Zülfü Livaneli'nin Serenad kitabı ile öğrendiğim büyük bir insanlık trajedisidir. Halit Kakınç ise bu olayı birebir yaşadığını söylüyor, şahit olduklarını biraz araştırma da yaparak derlemiş. Sade dille tarihi bir roman oluşturmuş.
Nazi soykırımından kaçmak pahasına, son kuruşlarını ödeyerek bu gemiye binen 769 insan, 15 aralık 1941 günü sarayburnu açıklarına gelir dayanır.
Struma yolcuları türkiye ve ingiltere arasındaki siyasi pazarlıkların sürdüğü yaklaşık 2,5 ay boyunca karantina koşulları altında bu limanda bekletilir.
Türkiye bu gemideki mülteciler için Almanya ile değil Ingiltere ile mücadele etmiştir, bu gemideki Yahudiler Turkiyeye yerleşmek için değil, Filistine geçmek için transit olarak kullanmak üzere karaya çıkmak istiyorlardı.
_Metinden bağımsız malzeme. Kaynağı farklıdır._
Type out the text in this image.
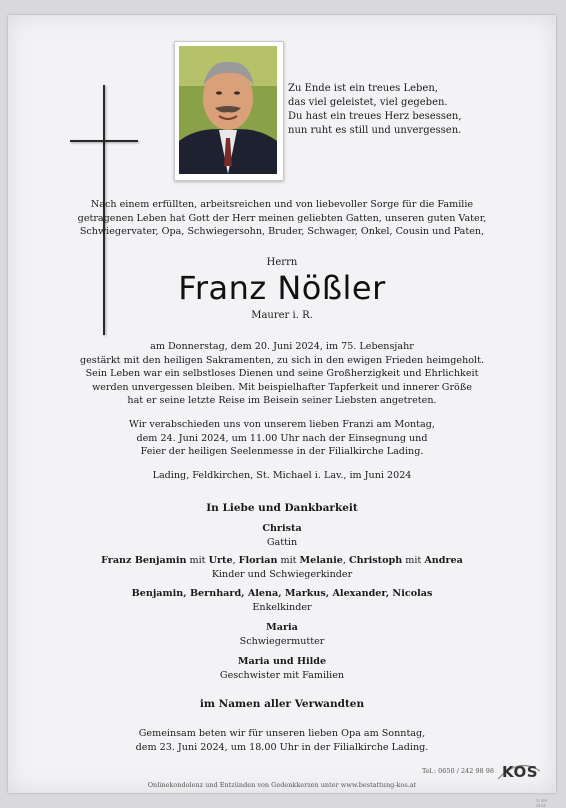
Zu Ende ist ein treues Leben,
das viel geleistet, viel gegeben.
Du hast ein treues Herz besessen,
nun ruht es still und unvergessen.
Nach einem erfüllten, arbeitsreichen und von liebevoller Sorge für die Familie
getragenen Leben hat Gott der Herr meinen geliebten Gatten, unseren guten Vater,
Schwiegervater, Opa, Schwiegersohn, Bruder, Schwager, Onkel, Cousin und Paten,
Herrn
Franz Nößler
Maurer i. R.
am Donnerstag, dem 20. Juni 2024, im 75. Lebensjahr
gestärkt mit den heiligen Sakramenten, zu sich in den ewigen Frieden heimgeholt.
Sein Leben war ein selbstloses Dienen und seine Großherzigkeit und Ehrlichkeit
werden unvergessen bleiben. Mit beispielhafter Tapferkeit und innerer Größe
hat er seine letzte Reise im Beisein seiner Liebsten angetreten.
Wir verabschieden uns von unserem lieben Franzi am Montag,
dem 24. Juni 2024, um 11.00 Uhr nach der Einsegnung und
Feier der heiligen Seelenmesse in der Filialkirche Lading.
Lading, Feldkirchen, St. Michael i. Lav., im Juni 2024
In Liebe und Dankbarkeit
Christa
Gattin
Franz Benjamin mit Urte, Florian mit Melanie, Christoph mit Andrea
Kinder und Schwiegerkinder
Benjamin, Bernhard, Alena, Markus, Alexander, Nicolas
Enkelkinder
Maria
Schwiegermutter
Maria und Hilde
Geschwister mit Familien
im Namen aller Verwandten
Gemeinsam beten wir für unseren lieben Opa am Sonntag,
dem 23. Juni 2024, um 18.00 Uhr in der Filialkirche Lading.
Tel.: 0650 / 242 98 98
Onlinekondolenz und Entzünden von Gedenkkerzen unter www.bestattung-kos.at
KOS
© EP-9181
Istanbul’da kaldığı süre içinde, bir kaç şanslı yolcu, çeşitli gerekçelerle bu talihsiz gemiden kurtulmayı başarır. 800’e yakın yolcu ve mürettebatla köstence’den gelen gemi, siyasi pazarlıkların beklenen neticeyi vermemesi sonucu, 1942 yılının şubat ayında bu limandan koparılarak, geldiği yere, karadeniz’e iade edilir. ertesi gün, şile açıkların bir sovyet denizaltısı tarafından torpillenerek batırılır.
Tarih, acılarla, savaşla doludur; değişmesine olanak yoktur, ama gelecek? Hoyratlık, hiç ders alınmamışcasına sürüyor. Zalimler her devirde zalim.